Why a communications background is a hidden superpower in prompt engineering

A quick reflection as more of us lean into AI in our daily work.
I have an academic background in media and communication, and I’ve noticed that prompting comes fairly naturally to me. So I asked Claude why that might be – and got an answer I found genuinely insightful. Sharing it here 👇

The core idea: Prompt engineering is fundamentally a communication discipline – not a technical one. Writing a good prompt is exactly what you’re trained to do in journalism and communication: express yourself precisely, ask the right questions, and adapt your message to the recipient. The only difference is that the recipient is now a language model.

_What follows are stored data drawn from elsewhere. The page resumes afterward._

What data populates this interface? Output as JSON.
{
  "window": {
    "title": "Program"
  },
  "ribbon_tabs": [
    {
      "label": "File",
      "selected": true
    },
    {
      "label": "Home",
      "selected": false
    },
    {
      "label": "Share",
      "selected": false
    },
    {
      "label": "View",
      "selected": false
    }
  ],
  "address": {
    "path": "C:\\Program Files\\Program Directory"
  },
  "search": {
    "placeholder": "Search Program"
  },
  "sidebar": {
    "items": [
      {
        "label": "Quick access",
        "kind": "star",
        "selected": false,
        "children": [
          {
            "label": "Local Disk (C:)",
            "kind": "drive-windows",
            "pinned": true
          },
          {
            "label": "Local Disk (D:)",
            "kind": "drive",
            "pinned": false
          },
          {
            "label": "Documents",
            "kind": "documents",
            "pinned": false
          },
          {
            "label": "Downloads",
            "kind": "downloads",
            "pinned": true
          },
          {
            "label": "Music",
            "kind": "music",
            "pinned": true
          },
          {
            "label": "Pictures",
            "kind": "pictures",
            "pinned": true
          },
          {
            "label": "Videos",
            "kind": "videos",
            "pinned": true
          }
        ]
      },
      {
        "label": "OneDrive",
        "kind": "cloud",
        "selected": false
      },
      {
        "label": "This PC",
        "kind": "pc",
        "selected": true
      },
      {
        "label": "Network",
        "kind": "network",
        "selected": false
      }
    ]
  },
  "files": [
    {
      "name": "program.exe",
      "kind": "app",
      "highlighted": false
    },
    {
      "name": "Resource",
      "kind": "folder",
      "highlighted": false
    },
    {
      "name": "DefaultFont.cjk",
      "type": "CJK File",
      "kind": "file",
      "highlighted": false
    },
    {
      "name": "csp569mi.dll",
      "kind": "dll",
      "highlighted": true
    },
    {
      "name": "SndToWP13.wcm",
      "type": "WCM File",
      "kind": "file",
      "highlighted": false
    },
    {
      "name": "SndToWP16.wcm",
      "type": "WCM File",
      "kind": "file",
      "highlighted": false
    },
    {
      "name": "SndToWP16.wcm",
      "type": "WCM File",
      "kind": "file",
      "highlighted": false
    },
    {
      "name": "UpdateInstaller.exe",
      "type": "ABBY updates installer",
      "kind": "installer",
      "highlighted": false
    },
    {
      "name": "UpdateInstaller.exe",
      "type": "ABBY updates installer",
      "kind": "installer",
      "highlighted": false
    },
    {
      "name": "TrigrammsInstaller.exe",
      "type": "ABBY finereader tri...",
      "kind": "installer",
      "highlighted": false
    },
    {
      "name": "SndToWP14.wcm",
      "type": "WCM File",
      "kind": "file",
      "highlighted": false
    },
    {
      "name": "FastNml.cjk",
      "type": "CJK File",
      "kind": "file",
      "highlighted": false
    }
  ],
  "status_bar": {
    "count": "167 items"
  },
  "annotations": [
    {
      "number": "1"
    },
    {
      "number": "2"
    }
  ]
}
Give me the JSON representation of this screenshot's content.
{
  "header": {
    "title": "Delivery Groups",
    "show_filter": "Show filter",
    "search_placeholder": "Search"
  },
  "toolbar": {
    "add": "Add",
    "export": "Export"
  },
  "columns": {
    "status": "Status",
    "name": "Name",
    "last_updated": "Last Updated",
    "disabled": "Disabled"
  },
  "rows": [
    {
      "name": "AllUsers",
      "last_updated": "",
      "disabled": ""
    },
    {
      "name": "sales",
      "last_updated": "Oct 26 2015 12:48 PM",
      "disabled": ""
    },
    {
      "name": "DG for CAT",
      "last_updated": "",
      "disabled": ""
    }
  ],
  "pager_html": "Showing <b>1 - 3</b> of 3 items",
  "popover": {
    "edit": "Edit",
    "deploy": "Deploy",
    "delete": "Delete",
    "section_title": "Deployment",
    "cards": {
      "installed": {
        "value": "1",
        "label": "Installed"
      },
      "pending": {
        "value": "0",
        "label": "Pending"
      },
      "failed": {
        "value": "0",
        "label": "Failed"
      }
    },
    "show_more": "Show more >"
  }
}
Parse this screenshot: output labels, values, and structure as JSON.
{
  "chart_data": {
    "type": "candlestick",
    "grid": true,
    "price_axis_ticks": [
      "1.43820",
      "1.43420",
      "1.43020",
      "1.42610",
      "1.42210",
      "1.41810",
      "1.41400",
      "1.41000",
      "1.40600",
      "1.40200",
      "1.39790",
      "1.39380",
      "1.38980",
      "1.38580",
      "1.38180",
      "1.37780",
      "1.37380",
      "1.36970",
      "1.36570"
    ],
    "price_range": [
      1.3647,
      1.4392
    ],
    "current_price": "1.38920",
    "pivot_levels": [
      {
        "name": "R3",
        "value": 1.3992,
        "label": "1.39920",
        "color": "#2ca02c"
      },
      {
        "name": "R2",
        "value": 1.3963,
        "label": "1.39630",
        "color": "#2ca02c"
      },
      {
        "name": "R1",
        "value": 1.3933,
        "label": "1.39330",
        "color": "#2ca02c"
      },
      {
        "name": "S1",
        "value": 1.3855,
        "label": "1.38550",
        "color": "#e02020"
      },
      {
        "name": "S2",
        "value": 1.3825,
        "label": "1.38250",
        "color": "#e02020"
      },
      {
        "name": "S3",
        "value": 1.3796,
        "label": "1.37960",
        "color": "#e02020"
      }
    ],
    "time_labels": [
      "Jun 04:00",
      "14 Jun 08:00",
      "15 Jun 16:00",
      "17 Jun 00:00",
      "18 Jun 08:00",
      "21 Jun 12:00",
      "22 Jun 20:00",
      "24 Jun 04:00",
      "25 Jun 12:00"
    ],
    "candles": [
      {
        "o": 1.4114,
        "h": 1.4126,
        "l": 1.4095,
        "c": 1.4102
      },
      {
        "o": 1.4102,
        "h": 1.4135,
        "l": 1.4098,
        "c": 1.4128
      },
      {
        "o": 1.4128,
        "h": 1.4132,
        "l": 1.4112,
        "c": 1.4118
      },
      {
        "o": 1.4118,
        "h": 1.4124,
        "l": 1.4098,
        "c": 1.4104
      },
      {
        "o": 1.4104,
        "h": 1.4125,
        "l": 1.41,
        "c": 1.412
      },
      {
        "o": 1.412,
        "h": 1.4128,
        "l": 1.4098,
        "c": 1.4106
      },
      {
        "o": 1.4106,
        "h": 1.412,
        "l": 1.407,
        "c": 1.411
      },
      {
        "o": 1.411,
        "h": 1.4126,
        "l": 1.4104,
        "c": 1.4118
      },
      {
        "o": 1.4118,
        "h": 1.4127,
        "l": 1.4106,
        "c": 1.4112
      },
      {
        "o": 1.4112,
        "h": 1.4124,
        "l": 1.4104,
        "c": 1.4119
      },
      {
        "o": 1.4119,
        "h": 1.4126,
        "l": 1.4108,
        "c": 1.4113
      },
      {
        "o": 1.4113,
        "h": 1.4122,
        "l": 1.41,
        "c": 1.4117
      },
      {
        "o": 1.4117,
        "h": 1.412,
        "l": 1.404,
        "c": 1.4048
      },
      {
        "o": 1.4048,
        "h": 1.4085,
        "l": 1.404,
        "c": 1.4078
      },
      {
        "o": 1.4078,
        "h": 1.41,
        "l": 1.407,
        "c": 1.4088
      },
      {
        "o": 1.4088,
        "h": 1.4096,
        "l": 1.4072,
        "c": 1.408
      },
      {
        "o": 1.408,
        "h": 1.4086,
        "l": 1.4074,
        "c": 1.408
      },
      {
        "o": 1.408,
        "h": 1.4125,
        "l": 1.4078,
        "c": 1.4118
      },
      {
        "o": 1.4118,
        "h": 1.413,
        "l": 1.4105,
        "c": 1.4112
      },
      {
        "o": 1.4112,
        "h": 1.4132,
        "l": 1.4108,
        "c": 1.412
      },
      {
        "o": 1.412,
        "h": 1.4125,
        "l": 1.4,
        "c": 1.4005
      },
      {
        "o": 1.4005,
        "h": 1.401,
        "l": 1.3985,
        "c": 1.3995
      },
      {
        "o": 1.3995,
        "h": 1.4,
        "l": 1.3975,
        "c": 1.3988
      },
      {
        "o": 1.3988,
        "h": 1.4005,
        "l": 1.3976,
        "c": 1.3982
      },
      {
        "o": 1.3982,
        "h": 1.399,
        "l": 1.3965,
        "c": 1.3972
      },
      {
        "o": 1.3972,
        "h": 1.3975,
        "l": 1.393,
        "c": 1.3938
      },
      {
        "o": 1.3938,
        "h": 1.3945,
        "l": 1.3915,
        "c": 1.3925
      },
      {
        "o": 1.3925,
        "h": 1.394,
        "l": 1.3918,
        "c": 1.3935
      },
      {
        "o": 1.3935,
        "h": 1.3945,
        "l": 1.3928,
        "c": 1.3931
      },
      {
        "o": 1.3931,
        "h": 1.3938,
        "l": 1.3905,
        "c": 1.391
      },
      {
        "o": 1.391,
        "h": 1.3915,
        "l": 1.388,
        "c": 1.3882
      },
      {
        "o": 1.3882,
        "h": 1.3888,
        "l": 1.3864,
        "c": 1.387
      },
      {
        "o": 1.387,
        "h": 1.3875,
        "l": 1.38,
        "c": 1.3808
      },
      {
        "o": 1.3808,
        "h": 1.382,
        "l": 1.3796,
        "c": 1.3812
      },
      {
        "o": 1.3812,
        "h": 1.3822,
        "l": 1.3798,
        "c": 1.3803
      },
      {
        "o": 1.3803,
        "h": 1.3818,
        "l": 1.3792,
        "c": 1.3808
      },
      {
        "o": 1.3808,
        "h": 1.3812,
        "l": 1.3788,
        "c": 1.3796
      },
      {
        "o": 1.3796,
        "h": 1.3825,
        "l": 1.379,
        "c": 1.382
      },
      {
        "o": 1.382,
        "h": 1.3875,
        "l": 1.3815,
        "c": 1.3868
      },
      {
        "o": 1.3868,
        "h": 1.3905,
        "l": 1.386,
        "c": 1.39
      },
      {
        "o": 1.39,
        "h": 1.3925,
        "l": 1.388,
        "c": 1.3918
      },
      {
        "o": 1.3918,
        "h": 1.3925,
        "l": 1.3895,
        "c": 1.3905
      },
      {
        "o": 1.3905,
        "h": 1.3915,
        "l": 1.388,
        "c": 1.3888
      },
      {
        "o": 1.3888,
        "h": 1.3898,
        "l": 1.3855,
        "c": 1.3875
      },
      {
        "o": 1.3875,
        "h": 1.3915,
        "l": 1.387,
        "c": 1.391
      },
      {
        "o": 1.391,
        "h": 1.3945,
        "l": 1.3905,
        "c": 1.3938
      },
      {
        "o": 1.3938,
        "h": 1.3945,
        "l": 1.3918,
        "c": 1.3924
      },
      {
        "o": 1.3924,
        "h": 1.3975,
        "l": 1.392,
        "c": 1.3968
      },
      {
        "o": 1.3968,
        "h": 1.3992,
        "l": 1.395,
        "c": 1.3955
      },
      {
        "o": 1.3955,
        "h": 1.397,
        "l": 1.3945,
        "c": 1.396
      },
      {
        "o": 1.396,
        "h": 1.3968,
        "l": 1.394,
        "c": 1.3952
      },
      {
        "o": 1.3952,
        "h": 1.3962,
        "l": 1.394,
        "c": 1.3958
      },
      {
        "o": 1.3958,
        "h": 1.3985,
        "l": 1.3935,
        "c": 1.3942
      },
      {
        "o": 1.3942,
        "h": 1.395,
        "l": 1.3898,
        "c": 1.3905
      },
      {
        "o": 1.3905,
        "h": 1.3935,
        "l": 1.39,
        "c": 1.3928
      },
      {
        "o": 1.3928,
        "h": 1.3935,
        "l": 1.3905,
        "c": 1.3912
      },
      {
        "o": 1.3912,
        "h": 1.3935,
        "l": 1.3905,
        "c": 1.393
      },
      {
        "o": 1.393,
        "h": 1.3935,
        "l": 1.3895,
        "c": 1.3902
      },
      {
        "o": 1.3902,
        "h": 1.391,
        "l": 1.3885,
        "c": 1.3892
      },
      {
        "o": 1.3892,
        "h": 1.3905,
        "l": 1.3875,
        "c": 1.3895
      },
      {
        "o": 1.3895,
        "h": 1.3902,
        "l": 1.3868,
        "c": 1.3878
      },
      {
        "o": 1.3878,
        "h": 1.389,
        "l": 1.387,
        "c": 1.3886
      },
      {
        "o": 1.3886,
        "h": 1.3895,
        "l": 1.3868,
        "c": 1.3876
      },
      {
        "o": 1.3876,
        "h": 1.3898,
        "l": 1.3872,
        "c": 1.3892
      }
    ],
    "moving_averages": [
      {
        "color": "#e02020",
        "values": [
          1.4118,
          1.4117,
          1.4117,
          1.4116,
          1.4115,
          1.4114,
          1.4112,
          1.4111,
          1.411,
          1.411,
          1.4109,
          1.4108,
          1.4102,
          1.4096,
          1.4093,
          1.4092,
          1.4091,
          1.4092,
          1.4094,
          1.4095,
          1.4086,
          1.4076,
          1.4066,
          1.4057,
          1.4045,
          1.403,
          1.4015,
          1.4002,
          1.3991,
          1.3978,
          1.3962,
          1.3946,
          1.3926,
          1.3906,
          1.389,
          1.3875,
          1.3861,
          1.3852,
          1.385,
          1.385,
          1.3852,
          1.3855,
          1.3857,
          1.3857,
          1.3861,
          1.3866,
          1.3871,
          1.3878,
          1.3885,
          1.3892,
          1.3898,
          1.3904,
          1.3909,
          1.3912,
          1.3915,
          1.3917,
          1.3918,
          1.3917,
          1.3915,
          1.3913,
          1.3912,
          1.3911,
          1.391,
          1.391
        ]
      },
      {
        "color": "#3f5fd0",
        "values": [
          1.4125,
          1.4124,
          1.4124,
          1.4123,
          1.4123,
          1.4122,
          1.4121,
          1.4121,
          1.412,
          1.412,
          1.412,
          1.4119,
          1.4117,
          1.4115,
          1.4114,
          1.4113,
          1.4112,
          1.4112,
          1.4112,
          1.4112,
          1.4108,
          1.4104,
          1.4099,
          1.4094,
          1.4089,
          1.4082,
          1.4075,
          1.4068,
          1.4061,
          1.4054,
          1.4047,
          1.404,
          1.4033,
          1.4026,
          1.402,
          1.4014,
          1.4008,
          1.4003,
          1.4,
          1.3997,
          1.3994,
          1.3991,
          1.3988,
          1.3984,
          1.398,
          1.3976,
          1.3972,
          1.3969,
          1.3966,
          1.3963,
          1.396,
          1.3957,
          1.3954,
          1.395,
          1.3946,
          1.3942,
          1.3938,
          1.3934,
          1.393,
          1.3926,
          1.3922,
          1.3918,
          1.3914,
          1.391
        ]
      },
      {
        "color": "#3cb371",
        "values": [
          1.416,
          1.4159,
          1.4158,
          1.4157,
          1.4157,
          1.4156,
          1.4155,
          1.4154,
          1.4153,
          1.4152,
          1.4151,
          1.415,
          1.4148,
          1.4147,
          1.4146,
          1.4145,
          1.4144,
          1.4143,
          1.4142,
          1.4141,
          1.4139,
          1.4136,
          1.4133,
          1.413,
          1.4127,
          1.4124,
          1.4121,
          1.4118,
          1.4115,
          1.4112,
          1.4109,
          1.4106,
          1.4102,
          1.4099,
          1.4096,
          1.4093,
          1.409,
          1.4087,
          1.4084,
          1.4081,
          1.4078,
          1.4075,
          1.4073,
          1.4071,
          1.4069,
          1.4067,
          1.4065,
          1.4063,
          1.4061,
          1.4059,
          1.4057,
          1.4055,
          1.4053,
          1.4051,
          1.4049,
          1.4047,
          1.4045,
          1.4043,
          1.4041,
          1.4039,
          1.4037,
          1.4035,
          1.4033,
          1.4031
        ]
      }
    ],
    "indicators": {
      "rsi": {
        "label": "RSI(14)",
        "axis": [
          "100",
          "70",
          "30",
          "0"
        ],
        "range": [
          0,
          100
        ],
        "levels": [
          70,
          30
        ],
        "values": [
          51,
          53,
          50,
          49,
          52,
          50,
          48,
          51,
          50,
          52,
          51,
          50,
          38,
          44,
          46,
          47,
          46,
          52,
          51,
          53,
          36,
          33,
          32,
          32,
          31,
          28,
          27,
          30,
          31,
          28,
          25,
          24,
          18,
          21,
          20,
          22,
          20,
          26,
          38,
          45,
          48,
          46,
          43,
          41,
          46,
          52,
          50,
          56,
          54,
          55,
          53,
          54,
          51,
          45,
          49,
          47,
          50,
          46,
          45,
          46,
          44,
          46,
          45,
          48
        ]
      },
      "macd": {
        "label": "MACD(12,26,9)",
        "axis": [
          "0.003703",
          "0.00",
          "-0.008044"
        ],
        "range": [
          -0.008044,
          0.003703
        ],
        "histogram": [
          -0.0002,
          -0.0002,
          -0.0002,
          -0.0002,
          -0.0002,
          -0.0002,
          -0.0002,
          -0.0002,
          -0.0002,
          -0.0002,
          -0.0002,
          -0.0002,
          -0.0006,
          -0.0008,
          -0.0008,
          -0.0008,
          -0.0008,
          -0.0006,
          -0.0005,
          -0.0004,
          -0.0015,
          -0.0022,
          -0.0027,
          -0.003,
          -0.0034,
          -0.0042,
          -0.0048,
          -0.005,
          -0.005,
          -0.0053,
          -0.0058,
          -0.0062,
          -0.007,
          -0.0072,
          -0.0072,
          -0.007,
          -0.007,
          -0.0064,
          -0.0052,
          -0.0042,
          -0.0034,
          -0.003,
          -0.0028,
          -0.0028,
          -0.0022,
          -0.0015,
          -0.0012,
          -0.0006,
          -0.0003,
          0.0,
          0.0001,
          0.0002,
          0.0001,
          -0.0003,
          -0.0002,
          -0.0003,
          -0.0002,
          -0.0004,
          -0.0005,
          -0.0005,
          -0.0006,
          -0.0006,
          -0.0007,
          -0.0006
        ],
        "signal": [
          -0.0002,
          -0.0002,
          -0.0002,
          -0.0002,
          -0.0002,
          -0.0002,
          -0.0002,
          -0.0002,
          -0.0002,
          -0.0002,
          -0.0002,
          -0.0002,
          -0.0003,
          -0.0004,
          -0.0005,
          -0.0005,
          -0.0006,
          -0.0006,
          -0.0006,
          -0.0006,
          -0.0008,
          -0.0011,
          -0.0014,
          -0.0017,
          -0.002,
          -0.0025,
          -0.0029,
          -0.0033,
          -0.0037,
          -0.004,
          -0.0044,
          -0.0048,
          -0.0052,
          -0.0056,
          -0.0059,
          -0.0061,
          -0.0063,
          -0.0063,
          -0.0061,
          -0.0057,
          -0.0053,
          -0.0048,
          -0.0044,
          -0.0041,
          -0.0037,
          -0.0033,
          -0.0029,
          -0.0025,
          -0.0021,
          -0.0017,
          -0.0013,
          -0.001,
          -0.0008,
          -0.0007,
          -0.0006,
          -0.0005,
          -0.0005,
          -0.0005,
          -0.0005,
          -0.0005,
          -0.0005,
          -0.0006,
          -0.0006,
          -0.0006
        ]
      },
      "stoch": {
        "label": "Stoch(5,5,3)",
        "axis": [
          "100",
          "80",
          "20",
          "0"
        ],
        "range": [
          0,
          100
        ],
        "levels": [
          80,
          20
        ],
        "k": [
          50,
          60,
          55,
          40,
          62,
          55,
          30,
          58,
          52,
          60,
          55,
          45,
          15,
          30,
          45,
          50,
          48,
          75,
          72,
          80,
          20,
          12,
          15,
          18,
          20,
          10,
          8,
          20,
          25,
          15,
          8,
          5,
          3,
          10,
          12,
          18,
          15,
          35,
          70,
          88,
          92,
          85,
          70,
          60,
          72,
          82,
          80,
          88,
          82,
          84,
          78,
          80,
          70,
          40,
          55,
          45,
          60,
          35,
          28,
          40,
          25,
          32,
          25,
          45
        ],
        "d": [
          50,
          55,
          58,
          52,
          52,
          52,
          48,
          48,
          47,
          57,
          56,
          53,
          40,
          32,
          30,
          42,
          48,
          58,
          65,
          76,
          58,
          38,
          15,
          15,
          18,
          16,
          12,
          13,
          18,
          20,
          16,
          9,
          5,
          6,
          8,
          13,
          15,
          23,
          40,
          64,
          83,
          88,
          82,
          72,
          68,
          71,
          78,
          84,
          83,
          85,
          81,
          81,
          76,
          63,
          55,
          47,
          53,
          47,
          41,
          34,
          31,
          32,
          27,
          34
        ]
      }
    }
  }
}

Five concrete connections:
1️⃣ Asking the right questions – Clear, well-scoped questions with good follow-ups are exactly what iterating toward a great prompt is all about.
2️⃣ Precision in language – Vague instructions give vague answers. Those used to writing tight and precise get better results.
3️⃣ Adapting to the recipient – Understanding how the model interprets context and tone, and adjusting accordingly, is pure audience adaptation.
4️⃣ Structure and narrative – Good prompts have an anatomy: role, context, task, format, constraints – just like a well-built story.
5️⃣ Critical thinking – A trained eye for scrutinizing and validating information is essential when assessing AI-generated output, rather than taking it at face value.

In short: those who are used to communicating clearly have a real head start in the AI era.